There's a chillingly gorgeous cover by Greg Horn and inside the art is equally spiffy, with penciller Nicola Scott aided by Eduardo Pansica (who apparently came in so late in the day that he missed a cover credit). Any notable fissures (no, that's not a Mera pun) in their work are knitted together by the incredible colours of Nei Ruffino . . . if there's ever an award for Best Tiara, Diana and Mera would be rivals for that, given the sheer shininess applied to the detailed pencils.
Lord, I'm drivelling on about tiaras. Good as they look, I should be enthusing about more than this given the involvement in this comic of such clever and stylish craftsmen . . . but the dream business just erased any interest I had in the rest of the issue. I've heard that the final issue of this mini series features Star Sapphire Wonder Woman versus Red Lantern Mera, but now we've had the dream there's always the chance it'll turn out to be a hoax, or red kryptonite illusion.
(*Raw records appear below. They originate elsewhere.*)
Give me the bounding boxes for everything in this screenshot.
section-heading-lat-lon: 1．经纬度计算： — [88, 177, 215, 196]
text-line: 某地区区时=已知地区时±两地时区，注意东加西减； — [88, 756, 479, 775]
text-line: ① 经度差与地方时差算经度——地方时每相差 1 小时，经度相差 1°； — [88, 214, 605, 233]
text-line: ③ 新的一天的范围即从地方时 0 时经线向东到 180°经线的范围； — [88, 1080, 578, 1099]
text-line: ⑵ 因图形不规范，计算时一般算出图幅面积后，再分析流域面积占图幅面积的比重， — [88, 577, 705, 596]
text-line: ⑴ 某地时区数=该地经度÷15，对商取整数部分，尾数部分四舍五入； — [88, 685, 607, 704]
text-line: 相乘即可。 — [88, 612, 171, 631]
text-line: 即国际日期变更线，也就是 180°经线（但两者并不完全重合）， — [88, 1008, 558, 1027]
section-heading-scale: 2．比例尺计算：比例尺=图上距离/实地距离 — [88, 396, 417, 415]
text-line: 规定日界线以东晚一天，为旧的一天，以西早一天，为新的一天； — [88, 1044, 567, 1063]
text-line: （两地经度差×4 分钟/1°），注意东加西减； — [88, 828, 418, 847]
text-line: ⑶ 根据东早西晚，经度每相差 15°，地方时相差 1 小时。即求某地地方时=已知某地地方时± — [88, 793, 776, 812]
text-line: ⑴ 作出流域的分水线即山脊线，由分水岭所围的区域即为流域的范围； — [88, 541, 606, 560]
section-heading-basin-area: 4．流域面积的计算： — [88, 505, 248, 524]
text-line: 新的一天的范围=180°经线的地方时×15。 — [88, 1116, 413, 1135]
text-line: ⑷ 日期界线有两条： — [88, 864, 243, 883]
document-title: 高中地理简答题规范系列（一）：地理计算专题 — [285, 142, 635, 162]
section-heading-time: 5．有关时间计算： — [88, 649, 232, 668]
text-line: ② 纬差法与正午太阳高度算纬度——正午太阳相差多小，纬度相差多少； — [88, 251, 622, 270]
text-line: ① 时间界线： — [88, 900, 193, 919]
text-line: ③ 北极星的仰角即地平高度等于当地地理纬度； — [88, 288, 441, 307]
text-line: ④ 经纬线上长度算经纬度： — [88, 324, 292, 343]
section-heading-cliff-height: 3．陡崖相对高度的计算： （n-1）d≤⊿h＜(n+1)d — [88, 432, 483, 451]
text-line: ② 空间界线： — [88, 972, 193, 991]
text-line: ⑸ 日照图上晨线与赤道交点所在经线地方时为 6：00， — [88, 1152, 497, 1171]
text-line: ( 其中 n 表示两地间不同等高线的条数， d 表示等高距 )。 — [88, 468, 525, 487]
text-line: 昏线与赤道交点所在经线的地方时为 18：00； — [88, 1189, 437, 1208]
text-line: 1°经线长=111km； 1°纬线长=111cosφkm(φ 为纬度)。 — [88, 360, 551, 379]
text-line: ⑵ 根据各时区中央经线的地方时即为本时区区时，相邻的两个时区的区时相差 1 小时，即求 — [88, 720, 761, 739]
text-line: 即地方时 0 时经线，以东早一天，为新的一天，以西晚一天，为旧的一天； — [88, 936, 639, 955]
Err Mart...its "NeKron" not "Neron". Two different characters.
ReplyDeleteOh, I do that a lot - ta! Will repair.
ReplyDeleteCool story as for me. It would be great to read a bit more concerning that topic. Thank you for sharing this info.
ReplyDeleteJoan Stepsen
Pharmaceutical tech
Hi Joan, glad to have you around!
ReplyDeleteI think Joan's a spambot!
ReplyDeleteI handed this issue back to the nice lady behind the counter at my comic shop. They'd stuck it on my order as I used to buy Wonder Woman.
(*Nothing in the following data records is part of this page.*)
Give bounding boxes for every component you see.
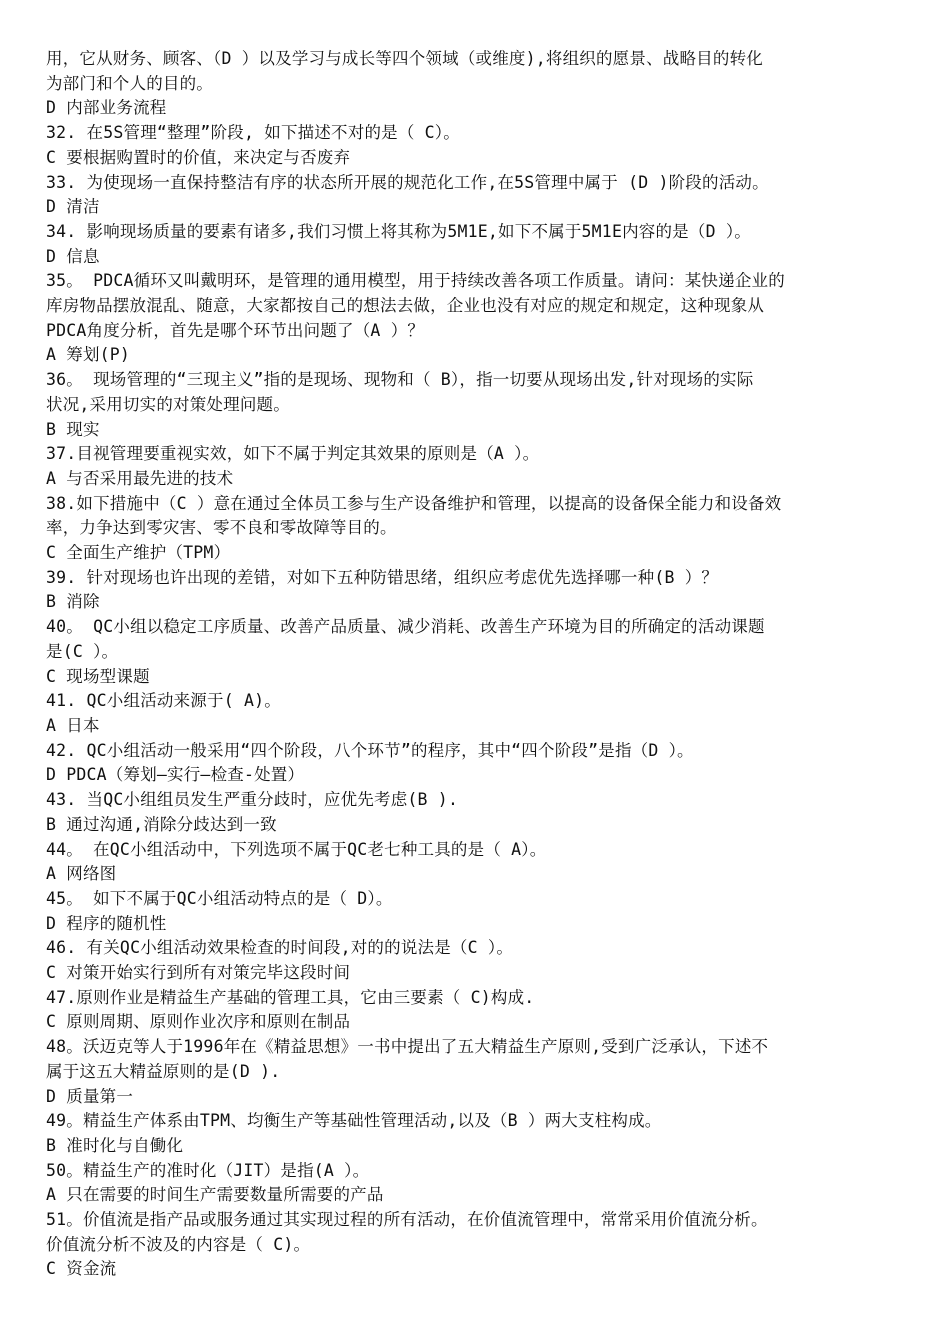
question-41: 41. QC小组活动来源于( A)。 <box>46 691 281 711</box>
question-38-cont: 率，力争达到零灾害、零不良和零故障等目的。 <box>46 518 397 538</box>
question-40: 40。 QC小组以稳定工序质量、改善产品质量、减少消耗、改善生产环境为目的所确定的活动课题 <box>46 617 765 637</box>
question-35-cont: PDCA角度分析，首先是哪个环节出问题了（A ）？ <box>46 320 425 340</box>
answer-41: A 日本 <box>46 715 100 735</box>
question-45: 45。 如下不属于QC小组活动特点的是（ D）。 <box>46 888 393 908</box>
question-32: 32. 在5S管理“整理”阶段, 如下描述不对的是（ C）。 <box>46 123 460 143</box>
question-36: 36。 现场管理的“三现主义”指的是现场、现物和（ B），指一切要从现场出发,针对现场的实际 <box>46 370 754 390</box>
question-46: 46. 有关QC小组活动效果检查的时间段,对的的说法是（C ）。 <box>46 938 514 958</box>
answer-42: D PDCA（筹划—实行—检查-处置） <box>46 765 305 785</box>
answer-44: A 网络图 <box>46 864 117 884</box>
question-47: 47.原则作业是精益生产基础的管理工具，它由三要素（ C)构成. <box>46 987 535 1007</box>
answer-40: C 现场型课题 <box>46 666 150 686</box>
question-43: 43. 当QC小组组员发生严重分歧时，应优先考虑(B ). <box>46 790 459 810</box>
text-line: 用，它从财务、顾客、（D ）以及学习与成长等四个领域（或维度),将组织的愿景、战略目的转化 <box>46 49 763 68</box>
question-36-cont: 状况,采用切实的对策处理问题。 <box>46 394 290 414</box>
question-48: 48。沃迈克等人于1996年在《精益思想》一书中提出了五大精益生产原则,受到广泛承认，下述不 <box>46 1037 769 1057</box>
answer-32: C 要根据购置时的价值，来决定与否废弃 <box>46 147 351 167</box>
question-33: 33. 为使现场一直保持整洁有序的状态所开展的规范化工作,在5S管理中属于 (D )阶段的活动。 <box>46 172 769 192</box>
answer-36: B 现实 <box>46 419 100 439</box>
answer-38: C 全面生产维护（TPM） <box>46 543 231 563</box>
question-35-cont: 库房物品摆放混乱、随意，大家都按自己的想法去做，企业也没有对应的规定和规定，这种现象从 <box>46 296 765 316</box>
question-51-cont: 价值流分析不波及的内容是（ C)。 <box>46 1234 311 1254</box>
question-44: 44。 在QC小组活动中，下列选项不属于QC老七种工具的是（ A）。 <box>46 839 547 859</box>
answer-50: A 只在需要的时间生产需要数量所需要的产品 <box>46 1185 384 1205</box>
answer-35: A 筹划(P) <box>46 345 131 365</box>
answer-39: B 消除 <box>46 592 100 612</box>
question-37: 37.目视管理要重视实效，如下不属于判定其效果的原则是（A ）。 <box>46 444 540 464</box>
question-42: 42. QC小组活动一般采用“四个阶段，八个环节”的程序，其中“四个阶段”是指（D ）。 <box>46 740 694 760</box>
text-line: 为部门和个人的目的。 <box>46 73 213 93</box>
answer-43: B 通过沟通,消除分歧达到一致 <box>46 814 277 834</box>
question-34: 34. 影响现场质量的要素有诸多,我们习惯上将其称为5M1E,如下不属于5M1E内容的是（D ）。 <box>46 221 751 241</box>
answer-33: D 清洁 <box>46 197 100 217</box>
answer-45: D 程序的随机性 <box>46 913 167 933</box>
question-38: 38.如下措施中（C ）意在通过全体员工参与生产设备维护和管理，以提高的设备保全能力和设备效 <box>46 493 782 513</box>
question-48-cont: 属于这五大精益原则的是(D ). <box>46 1061 281 1081</box>
answer-48: D 质量第一 <box>46 1086 134 1106</box>
answer-46: C 对策开始实行到所有对策完毕这段时间 <box>46 963 351 983</box>
question-39: 39. 针对现场也许出现的差错，对如下五种防错思绪，组织应考虑优先选择哪一种(B ）？ <box>46 567 719 587</box>
question-49: 49。精益生产体系由TPM、均衡生产等基础性管理活动,以及（B ）两大支柱构成。 <box>46 1111 662 1131</box>
answer-49: B 准时化与自働化 <box>46 1135 184 1155</box>
question-35: 35。 PDCA循环又叫戴明环，是管理的通用模型，用于持续改善各项工作质量。请问：某快递企业的 <box>46 271 785 291</box>
question-51: 51。价值流是指产品或服务通过其实现过程的所有活动，在价值流管理中，常常采用价值流分析。 <box>46 1210 768 1230</box>
question-40-cont: 是(C ）。 <box>46 641 119 661</box>
question-50: 50。精益生产的准时化（JIT）是指(A ）。 <box>46 1160 370 1180</box>
answer-47: C 原则周期、原则作业次序和原则在制品 <box>46 1012 351 1032</box>
answer-51: C 资金流 <box>46 1259 117 1279</box>
answer-line: D 内部业务流程 <box>46 98 167 118</box>
answer-37: A 与否采用最先进的技术 <box>46 468 234 488</box>
answer-34: D 信息 <box>46 246 100 266</box>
Issue one was complete crap, a 27 page fight scene in a graveyard, and this one doesn't sound any better.
I'm amazed by how little resemblance the Wonder Woman in her own comic bears to her other appearances in the DCU. She's a neurotic mess in her own book yet the other supes talk about her with awe in all the crossovers. We never actually get shown what the fuss is about though.
Pah!
I think you're right though, this is all to justify a WW Blackest Night figure!
BTW doesn't Brightest Day sound like complete shite?!
Hal's Oan orbs you say? You think he shaves them?